Inside the applications
Speaking of interiors, digital textiles for interior spaces is another area on the brink of major opportunity right now.
“Home furnishing is an explosive growth market,” says Michael Compton, print media product marketing manager for Top Value Fabrics (Booth 8838). “Being able to digitally print a design for an interior is huge. And it’s almost any interior application — furniture, drapery, decorative items, there is just a lot of opportunity there.”

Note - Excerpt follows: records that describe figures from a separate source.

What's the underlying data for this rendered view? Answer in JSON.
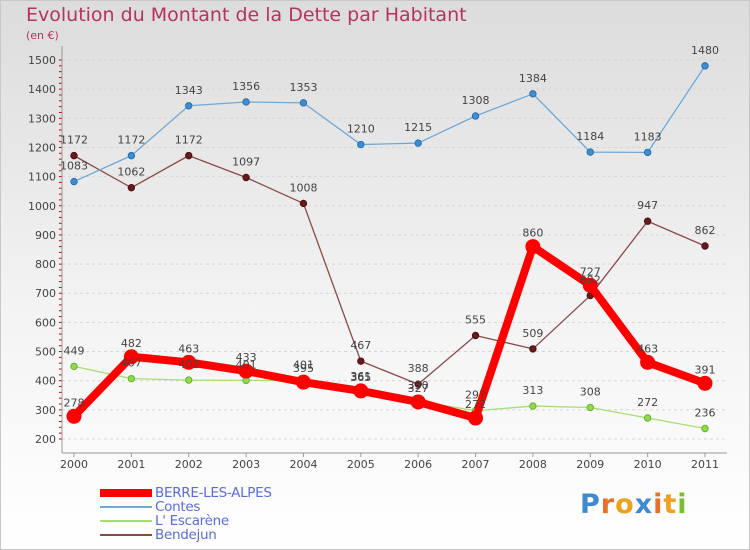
{
  "title": "Evolution du Montant de la Dette par Habitant",
  "subtitle": "(en €)",
  "brand": {
    "text": "Proxiti",
    "letter_colors": [
      "#3d8ad0",
      "#e8702a",
      "#f0a020",
      "#3d8ad0",
      "#e8702a",
      "#f0a020",
      "#7cbd36"
    ]
  },
  "chart_data": {
    "type": "line",
    "title": "Evolution du Montant de la Dette par Habitant",
    "subtitle": "(en €)",
    "x": [
      "2000",
      "2001",
      "2002",
      "2003",
      "2004",
      "2005",
      "2006",
      "2007",
      "2008",
      "2009",
      "2010",
      "2011"
    ],
    "ylim": [
      200,
      1500
    ],
    "yticks": [
      200,
      300,
      400,
      500,
      600,
      700,
      800,
      900,
      1000,
      1100,
      1200,
      1300,
      1400,
      1500
    ],
    "grid": "horizontal",
    "legend_position": "bottom-left",
    "series": [
      {
        "name": "BERRE-LES-ALPES",
        "color": "#ff0000",
        "values": [
          278,
          482,
          463,
          433,
          395,
          365,
          327,
          272,
          860,
          727,
          463,
          391
        ],
        "labels": [
          "278",
          "482",
          "463",
          "433",
          "395",
          "365",
          "327",
          "272",
          "860",
          "727",
          "463",
          "391"
        ]
      },
      {
        "name": "Contes",
        "color": "#6fa8d8",
        "values": [
          1083,
          1172,
          1343,
          1356,
          1353,
          1210,
          1215,
          1308,
          1384,
          1184,
          1183,
          1480
        ],
        "labels": [
          "1083",
          "1172",
          "1343",
          "1356",
          "1353",
          "1210",
          "1215",
          "1308",
          "1384",
          "1184",
          "1183",
          "1480"
        ]
      },
      {
        "name": "L' Escarène",
        "color": "#a6de72",
        "values": [
          449,
          407,
          402,
          401,
          401,
          361,
          330,
          297,
          313,
          308,
          272,
          236
        ],
        "labels": [
          "449",
          "407",
          "402",
          "401",
          "401",
          "361",
          "330",
          "297",
          "313",
          "308",
          "272",
          "236"
        ]
      },
      {
        "name": "Bendejun",
        "color": "#8b4a4a",
        "values": [
          1172,
          1062,
          1172,
          1097,
          1008,
          467,
          388,
          555,
          509,
          692,
          947,
          862
        ],
        "labels": [
          "1172",
          "1062",
          "1172",
          "1097",
          "1008",
          "467",
          "388",
          "555",
          "509",
          "692",
          "947",
          "862"
        ]
      }
    ]
  }
}
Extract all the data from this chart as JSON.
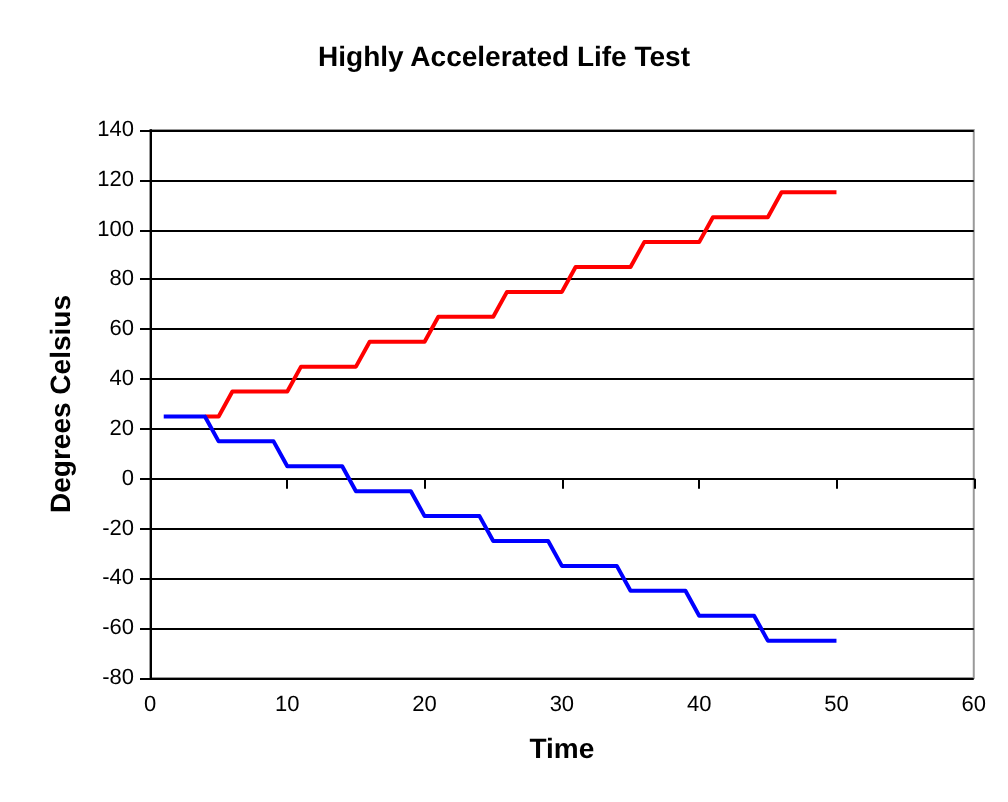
{
  "chart_data": {
    "type": "line",
    "title": "Highly Accelerated Life Test",
    "xlabel": "Time",
    "ylabel": "Degrees Celsius",
    "series": [
      {
        "color": "#ff0000",
        "x": [
          4,
          5,
          6,
          10,
          11,
          15,
          16,
          20,
          21,
          25,
          26,
          30,
          31,
          35,
          36,
          40,
          41,
          45,
          46,
          50
        ],
        "values": [
          25,
          25,
          35,
          35,
          45,
          45,
          55,
          55,
          65,
          65,
          75,
          75,
          85,
          85,
          95,
          95,
          105,
          105,
          115,
          115
        ]
      },
      {
        "color": "#0000ff",
        "x": [
          1,
          4,
          5,
          9,
          10,
          14,
          15,
          19,
          20,
          24,
          25,
          29,
          30,
          34,
          35,
          39,
          40,
          44,
          45,
          50
        ],
        "values": [
          25,
          25,
          15,
          15,
          5,
          5,
          -5,
          -5,
          -15,
          -15,
          -25,
          -25,
          -35,
          -35,
          -45,
          -45,
          -55,
          -55,
          -65,
          -65
        ]
      }
    ],
    "xlim": [
      0,
      60
    ],
    "xticks": [
      0,
      10,
      20,
      30,
      40,
      50,
      60
    ],
    "ylim": [
      -80,
      140
    ],
    "yticks": [
      -80,
      -60,
      -40,
      -20,
      0,
      20,
      40,
      60,
      80,
      100,
      120,
      140
    ],
    "grid": "y",
    "marker": "none",
    "line_style": "solid"
  }
}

And while those capabilities have been around for a few years now, one reason Compton believes the next 12 months will be big for the space is the rise of pigment inks for textiles. “We already have the fabrics that pass all the wash and light fastness standards,” he notes, “but one of the real growth trends in next 10-12 months will be digital printing with pigment inks on polyester and natural fibers like cotton. That is something the industry has been wanting for many years.”
Pigment inks posed a variety of challenges for textile printing in the past, but advancements in the technology are about to change that. Compton notes that fabrics are being developed that have the binders necessary to keep pigment inks in place built into them, eliminating a step and a consumable that could change the feel and performance of the end product. Systems are also being developed to add softeners to the end product inline with the printing, so the final pigment-printed textile is as permanent and soft as one produced with dye-sublimation, but with the bright and vibrant colors only pigment inks can provide.
Combined with the faster speeds of the cutting-edge textile printers — many of which are on display on the PRINTING United show floor — means designers have far more options than ever before when they are creating the perfect space. Options they will rely on their print partners to suggest in the early stages of the process, and then help them refine for the best possible results.
“I really think in the next three to five years digital printing on textiles will become the norm,” says Compton. “We are already growing in that direction. Customers are demanding the exact designs they want, printed the way they want, and that brings a lot of business back into the United States. And it will only continue to grow.”